The Delhi International Airport (DIAL) said the long-term grounding of aircraft is impacting operational efficiency. DIAL’s statement comes amid a surge in air travel resulting in record air traffic in the past week.

As many as 64 of 150 plus grounded aircraft in the country are parked at Delhi occupying over 25 per cent of the available parking space at the country’s busiest airport. The total number of grounded planes (150 plus) itself accounts for a fifth of all airline planes in the country. “The Delhi airport grapples with a significant challenge as 64 aircraft remain grounded for diverse reasons including the malfunctioning of Pratt & Whitney engines, airline insolvencies and technical issues. This accounts for over 25 per cent of the available parking space impacting operational efficiency. DIAL is actively collaborating with airlines and stakeholders to expedite essential repairs and prompt removal of grounded aircraft for efficient and reliable air services,” it said in a statement.

Bengaluru and Mumbai airports are housing 28 and 19 grounded aircraft, respectively. As many as 16 grounded planes are parked in Chennai. Fourteen of these belong to SpiceJet and one of them has been on ground since September 2020. SpiceJet has been asked to shift the grounded planes from Chennai, an airport official said.While Go First has 54 aircraft on the ground following its bankruptcy in May, IndiGo has 45 Airbus A320Neo aircraft grounded due to non-availability of engines. These are parked at various airports.

IndiGo is expected to ground another 30-40 planes in first quarter of CY2024 to carry out engine inspections.


The idle aircraft are also creating other challenges for airports. An airport earns revenue from landing and parking charges from airlines. User development fees and passenger spends also contribute to its revenue growth. Apart from revenue impact, grounded planes are also creating parking challenges.

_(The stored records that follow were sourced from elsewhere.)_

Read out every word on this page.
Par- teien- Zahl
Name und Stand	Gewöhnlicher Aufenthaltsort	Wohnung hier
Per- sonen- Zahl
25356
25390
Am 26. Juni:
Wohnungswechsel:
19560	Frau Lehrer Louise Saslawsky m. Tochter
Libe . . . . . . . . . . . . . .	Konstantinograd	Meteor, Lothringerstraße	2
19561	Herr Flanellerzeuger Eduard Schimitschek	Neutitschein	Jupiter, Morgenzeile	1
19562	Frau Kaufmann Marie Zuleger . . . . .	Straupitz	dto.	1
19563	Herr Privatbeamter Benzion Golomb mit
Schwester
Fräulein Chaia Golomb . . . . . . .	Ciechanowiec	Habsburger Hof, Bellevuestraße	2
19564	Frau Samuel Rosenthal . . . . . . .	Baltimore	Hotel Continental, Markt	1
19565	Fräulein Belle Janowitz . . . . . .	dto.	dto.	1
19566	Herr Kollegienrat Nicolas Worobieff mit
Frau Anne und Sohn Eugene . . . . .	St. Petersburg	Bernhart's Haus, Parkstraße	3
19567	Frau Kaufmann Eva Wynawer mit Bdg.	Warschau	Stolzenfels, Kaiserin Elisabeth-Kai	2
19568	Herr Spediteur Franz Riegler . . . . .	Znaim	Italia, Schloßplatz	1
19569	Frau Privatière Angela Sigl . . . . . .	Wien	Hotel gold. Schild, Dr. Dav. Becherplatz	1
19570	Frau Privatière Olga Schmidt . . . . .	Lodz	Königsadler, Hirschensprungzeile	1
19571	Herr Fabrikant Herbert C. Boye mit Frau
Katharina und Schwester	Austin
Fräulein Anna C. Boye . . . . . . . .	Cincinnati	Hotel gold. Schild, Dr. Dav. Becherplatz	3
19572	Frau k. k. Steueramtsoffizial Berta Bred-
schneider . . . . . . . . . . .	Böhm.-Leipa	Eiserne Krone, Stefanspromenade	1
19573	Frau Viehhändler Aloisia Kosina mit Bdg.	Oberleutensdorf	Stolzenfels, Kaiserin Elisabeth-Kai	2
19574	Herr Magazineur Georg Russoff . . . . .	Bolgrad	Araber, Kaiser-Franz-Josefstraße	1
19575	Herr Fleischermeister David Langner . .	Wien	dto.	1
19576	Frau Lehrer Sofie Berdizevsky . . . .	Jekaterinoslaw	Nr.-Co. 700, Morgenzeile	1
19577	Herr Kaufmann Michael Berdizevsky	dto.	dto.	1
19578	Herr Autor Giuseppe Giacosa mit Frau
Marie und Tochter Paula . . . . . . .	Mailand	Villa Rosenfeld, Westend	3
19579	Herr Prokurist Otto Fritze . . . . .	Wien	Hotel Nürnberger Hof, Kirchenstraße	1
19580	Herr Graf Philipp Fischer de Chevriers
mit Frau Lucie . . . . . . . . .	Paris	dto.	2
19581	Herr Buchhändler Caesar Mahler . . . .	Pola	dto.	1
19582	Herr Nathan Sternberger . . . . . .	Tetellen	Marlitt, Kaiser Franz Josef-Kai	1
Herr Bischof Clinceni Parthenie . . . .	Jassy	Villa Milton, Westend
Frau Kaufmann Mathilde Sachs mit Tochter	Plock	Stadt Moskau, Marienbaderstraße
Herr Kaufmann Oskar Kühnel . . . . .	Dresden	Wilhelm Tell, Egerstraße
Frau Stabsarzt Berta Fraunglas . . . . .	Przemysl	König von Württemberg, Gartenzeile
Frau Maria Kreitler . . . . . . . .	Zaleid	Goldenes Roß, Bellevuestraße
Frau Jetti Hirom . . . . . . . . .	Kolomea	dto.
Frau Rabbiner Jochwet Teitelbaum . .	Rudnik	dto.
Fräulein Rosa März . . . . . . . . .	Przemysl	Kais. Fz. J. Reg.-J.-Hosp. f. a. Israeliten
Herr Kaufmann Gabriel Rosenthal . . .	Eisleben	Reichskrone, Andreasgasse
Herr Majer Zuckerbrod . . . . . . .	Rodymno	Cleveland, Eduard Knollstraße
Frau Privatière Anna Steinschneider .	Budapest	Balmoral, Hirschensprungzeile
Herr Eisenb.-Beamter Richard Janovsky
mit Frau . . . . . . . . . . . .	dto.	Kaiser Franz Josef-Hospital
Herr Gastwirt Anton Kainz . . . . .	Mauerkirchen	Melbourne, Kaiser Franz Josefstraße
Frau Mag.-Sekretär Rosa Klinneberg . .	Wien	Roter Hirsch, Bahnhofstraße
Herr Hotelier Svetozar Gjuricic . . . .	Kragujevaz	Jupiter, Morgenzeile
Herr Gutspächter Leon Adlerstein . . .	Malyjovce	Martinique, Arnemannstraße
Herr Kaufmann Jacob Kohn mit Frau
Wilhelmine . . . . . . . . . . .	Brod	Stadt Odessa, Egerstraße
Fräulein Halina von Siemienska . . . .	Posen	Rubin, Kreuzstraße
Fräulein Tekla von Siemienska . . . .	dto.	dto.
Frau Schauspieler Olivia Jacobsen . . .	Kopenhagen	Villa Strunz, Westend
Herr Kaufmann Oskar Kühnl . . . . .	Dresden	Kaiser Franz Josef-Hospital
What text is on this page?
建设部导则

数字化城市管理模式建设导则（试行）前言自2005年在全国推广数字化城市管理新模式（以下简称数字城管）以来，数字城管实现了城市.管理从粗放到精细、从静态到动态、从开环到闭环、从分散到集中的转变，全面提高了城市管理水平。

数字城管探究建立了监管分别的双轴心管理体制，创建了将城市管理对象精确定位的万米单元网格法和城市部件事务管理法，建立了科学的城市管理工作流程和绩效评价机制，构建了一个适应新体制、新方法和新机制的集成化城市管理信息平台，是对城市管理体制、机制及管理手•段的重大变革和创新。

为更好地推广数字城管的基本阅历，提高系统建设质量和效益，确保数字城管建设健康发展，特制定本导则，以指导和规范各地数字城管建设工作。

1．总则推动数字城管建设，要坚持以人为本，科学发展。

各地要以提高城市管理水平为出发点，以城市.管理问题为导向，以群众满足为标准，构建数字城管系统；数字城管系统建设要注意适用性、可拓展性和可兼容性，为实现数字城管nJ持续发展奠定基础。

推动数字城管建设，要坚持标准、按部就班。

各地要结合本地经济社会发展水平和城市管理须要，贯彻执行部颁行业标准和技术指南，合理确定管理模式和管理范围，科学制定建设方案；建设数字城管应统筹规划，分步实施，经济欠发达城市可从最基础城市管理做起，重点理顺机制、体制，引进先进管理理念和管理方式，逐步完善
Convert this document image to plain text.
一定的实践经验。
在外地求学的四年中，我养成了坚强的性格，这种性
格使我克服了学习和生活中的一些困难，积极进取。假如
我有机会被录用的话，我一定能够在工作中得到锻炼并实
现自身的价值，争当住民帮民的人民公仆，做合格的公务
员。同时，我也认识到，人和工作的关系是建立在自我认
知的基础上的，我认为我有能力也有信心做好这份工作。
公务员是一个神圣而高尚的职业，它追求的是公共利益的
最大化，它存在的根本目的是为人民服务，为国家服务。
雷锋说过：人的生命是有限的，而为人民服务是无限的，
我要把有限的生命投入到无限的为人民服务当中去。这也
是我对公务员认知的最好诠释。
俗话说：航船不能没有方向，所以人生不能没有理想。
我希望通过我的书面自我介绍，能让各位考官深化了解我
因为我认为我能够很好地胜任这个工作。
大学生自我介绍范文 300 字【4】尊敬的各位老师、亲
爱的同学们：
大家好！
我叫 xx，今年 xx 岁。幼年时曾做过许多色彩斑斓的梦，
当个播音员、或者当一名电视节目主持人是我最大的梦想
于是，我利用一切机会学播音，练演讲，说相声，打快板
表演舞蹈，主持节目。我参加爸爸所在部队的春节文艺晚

“As of now Indian carriers have around 150-plus aircraft on the ground, largely due to supply chain and other issues. The number could cross 200 aircraft at the end of March, 2024. This is also creating a shortage of parking bays, with aircraft having to be parked at hangars and MROs across the country. If the groundings increase, parking challenges will become acute,” aviation consultancy CAPA India said in its mid-year review on Monday.

Bengaluru airport said it takes steps to ensure that grounded planes don’t impact airport operations. “There has been no major increase in number of grounded planes in last few months. We ensure that the aircraft are parked where it has minimal operational impact,” Bangalore International Airport said.